Em mais de 30 anos de serviço público tenho convivido com servidores que encontram-se em situação semelhante, desmotivados e sem grande aderência aos compromissos e às missões do órgão, sem dizer da cotidiana ausência de entusiasmo e de propósitos na execução das tarefas que são de sua atribuição. O "sistema" contribui, algumas vezes, para esse massacre, mas há casos em que a paralisia é inerente ao ser e aos seu contexto pessoal.

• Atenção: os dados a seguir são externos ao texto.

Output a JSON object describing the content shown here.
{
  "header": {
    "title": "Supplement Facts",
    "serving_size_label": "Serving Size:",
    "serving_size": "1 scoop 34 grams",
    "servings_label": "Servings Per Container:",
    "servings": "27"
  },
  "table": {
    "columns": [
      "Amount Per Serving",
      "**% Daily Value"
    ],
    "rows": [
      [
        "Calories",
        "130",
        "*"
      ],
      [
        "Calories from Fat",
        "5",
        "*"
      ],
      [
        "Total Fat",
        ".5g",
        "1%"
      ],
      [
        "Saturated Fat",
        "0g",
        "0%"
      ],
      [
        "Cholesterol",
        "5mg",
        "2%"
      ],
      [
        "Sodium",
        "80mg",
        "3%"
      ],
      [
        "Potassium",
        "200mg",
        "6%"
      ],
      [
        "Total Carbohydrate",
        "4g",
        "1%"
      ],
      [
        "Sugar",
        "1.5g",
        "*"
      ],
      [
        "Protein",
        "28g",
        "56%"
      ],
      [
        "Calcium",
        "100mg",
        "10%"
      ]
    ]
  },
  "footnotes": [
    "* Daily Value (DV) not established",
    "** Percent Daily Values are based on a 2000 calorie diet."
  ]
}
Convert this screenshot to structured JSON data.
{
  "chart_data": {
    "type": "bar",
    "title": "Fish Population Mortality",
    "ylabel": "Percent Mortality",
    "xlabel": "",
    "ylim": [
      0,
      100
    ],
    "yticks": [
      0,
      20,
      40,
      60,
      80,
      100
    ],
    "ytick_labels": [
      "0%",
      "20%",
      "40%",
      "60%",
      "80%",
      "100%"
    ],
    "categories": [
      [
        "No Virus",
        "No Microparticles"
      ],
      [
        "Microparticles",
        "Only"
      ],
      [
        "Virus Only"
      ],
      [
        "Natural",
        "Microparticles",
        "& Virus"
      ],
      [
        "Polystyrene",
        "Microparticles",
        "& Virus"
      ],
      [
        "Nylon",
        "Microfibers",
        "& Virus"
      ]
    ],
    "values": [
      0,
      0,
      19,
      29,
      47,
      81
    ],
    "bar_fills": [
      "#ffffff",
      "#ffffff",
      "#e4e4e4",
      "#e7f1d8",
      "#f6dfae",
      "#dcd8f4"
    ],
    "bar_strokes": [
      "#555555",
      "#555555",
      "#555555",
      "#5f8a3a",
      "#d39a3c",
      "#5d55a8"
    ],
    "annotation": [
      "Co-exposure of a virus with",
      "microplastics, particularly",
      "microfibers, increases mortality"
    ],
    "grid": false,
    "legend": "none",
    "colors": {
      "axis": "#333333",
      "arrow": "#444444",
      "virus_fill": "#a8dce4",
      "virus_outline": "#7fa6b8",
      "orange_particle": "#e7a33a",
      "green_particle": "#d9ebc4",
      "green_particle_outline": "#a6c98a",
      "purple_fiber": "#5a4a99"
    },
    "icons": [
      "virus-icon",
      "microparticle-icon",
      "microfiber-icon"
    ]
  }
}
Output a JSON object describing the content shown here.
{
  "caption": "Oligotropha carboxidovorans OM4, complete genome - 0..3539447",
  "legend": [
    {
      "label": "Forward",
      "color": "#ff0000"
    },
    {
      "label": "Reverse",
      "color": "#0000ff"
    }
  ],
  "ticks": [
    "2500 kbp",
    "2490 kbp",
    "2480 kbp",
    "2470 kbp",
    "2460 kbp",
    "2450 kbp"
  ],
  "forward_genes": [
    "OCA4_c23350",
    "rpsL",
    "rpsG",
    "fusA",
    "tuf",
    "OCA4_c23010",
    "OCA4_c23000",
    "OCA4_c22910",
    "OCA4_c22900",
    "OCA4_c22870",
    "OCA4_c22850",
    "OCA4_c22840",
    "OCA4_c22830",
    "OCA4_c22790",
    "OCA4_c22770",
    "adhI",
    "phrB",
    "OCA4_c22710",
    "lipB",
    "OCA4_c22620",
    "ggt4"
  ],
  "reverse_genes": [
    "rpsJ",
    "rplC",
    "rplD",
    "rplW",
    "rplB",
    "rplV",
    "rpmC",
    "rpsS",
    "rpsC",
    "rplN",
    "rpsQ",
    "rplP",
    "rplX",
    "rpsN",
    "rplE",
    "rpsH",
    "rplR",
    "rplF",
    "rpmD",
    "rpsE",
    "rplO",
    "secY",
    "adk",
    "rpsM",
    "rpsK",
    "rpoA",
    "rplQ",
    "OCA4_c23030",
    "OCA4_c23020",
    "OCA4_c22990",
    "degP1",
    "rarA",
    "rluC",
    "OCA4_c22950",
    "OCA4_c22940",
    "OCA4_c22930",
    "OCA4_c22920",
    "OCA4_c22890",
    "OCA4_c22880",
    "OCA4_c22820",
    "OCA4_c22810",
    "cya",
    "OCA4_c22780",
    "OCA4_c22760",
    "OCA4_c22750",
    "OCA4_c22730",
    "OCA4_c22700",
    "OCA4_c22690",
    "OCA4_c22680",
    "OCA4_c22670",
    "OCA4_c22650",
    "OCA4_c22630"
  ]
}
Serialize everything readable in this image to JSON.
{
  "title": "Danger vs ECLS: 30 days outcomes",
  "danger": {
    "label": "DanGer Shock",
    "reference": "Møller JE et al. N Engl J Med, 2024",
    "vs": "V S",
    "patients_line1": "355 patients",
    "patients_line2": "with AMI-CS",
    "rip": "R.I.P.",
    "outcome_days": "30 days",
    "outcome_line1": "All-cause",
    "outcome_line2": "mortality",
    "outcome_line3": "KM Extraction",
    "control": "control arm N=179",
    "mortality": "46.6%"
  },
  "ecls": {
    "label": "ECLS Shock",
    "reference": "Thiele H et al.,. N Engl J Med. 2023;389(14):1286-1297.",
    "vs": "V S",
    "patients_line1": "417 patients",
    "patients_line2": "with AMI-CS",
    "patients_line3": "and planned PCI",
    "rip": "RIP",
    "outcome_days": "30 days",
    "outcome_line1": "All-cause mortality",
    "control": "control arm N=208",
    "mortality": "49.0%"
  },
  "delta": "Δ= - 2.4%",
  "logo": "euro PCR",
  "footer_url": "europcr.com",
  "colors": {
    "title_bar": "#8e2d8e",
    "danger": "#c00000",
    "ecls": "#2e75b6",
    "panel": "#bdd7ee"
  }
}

Ligados no modo "automático" fazem o estritamente necessário, não se envolvem em outras atividades e nem se sentem estimulados a buscar inovações ou experimentar novos desafios no campo profissional.
Os sentimentos de pertencimento e de identidade são quase inexistentes, salvos pelos crachás e funcionais que lhes pesam como grilhões nos bolsos e pescoços. Acostumados ao voluntário cárcere, arrastam orgulhosos seus lamentos e ais pelos corredores dos órgãos e não cogitam sequer mudar de vida e dar espaço para que outros possam ocupar aquele posto de trabalho.....são tantos esperando para serem nomeados e finalmente tomar posse em um cargo público, disputado em concursos cada vez mais difíceis e escassos.
Esse calvário transforma inevitavelmente qualquer trabalho num castigo e, antes de imputar a fatores externos a culpa pelo martírio diário, há que se fazer uma varredura interna para descobrir se a razão de tanta insatisfação não é fruto de um descontentamento do ser consigo mesmo, sombra que acompanhará a pessoa onde quer que ela vá, do chão da fábrica à cadeira da presidência da corporação.
Enfim, essa reflexão não veio por acaso, tem muito do meu dia e também, pelo contraste da narrativa, remete ao belíssimo texto do filósofo e poeta árabe, Khalil Gibran, inserido na obra O Profeta, que li dias atrás e onde ele sustenta que o trabalho é o amor tornado visível.
A obra é conjunto de meditações poéticas sobre diversos temas e, em determinado momento um fazendeiro lhe pede que fale sobre o trabalho. Ele assim responde:
".... E todo trabalho é vazio, exceto quando há amor;
E quando trabalham com amor se aproximam de si mesmos, e uns dos outros, e de Deus.
E o que é trabalhar com amor?
É tecer uma roupa com os fios do coração, como se aqueles que amam fossem vesti-la.
É construir uma casa com afeto, como se aqueles que amam fossem morar sob esse teto.
É plantar sementes com ternura e colher com alegria, como se aqueles que amam fossem comer desse fruto.
É preencher tudo o que criarem com o sopro de seu próprio espírito,
E saber que todos os que se já se foram os observam neste momento".
Bem-aventurados os que trabalham com prazer e alegria! Dormem em paz e com a consciência tranquila, pois apesar de todas as dificuldades e obstáculos, não deixam de desempenhar da melhor forma possível as suas tarefas!